Ce résultat est notre septième doublé sur les dix dernières courses et nous place en quatrième position avec 256 points au championnat des constructeurs, avec 20 points d’avance sur le cinquième.

Andrea Stella :

« Après une course solide pour terminer notre week-end au Mexique avec des arrivées dans les points pour les deux voitures, nous nous tournons vers le Brésil. Nous sommes encouragés par les performances de notre voiture et nous espérons être compétitifs une fois de plus.

« L’équipe reste concentrée à l’approche de la dernière course du week-end. Ces dernières semaines ont été très chargées, mais tout le monde continue à être motivé et à réaliser des performances de haut niveau.

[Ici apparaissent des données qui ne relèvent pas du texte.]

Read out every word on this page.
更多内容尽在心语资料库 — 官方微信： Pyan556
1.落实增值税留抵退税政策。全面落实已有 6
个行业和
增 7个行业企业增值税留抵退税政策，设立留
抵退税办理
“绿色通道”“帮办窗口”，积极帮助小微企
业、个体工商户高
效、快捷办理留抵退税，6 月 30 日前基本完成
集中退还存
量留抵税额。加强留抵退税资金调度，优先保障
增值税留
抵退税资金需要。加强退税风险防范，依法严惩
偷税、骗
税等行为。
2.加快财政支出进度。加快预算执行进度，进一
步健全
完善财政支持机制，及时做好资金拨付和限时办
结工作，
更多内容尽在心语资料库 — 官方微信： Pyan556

Avec la dernière épreuve Sprint de la saison, il y a plus de chances de marquer des points et nous avons l’intention de maximiser nos opportunités tout au long du week-end.

Bilan de la saison

– Nous sommes l’équipe la plus victorieuse de l’histoire de la course, avec 12 victoires.

– Le Brésilien Emerson Fittipaldi a remporté le premier Grand Prix du Brésil pour McLaren.

– Le Brésilien Ayrton Senna a remporté deux fois la course à domicile pour McLaren.

– Alain Prost a remporté quatre fois le Grand Prix du Brésil pour McLaren.

– Mika Häkkinen (1998, 1999), David Coulthard (2001), Juan Pablo Montoya (2005) et Jenson Button (2012) ont également gagné au Brésil pour McLaren.

– Lewis Hamilton a remporté son premier championnat du monde de F1 lors du Grand Prix du Brésil 2008.

– Carlos Sainz a obtenu son premier podium en F1 avec McLaren à l’Autódromo José Carlos Pace en 2019.

– Lando a marqué des points dans deux de ses trois courses à l’Autódromo José Carlos Pace.

Aston Martin

Felipe Drugovich :

Le Brésil a un lien unique et particulier avec la Formule 1. Pourquoi pensez-vous qu’il en soit ainsi ?

« Le Brésil a une relation très ancienne avec la F1 et une culture très forte qui va de pair avec ce sport. Nous avons tant de légendes, comme Ayrton Senna, et tant de circuits incroyables – dont certains que j’ai eu la chance de visiter.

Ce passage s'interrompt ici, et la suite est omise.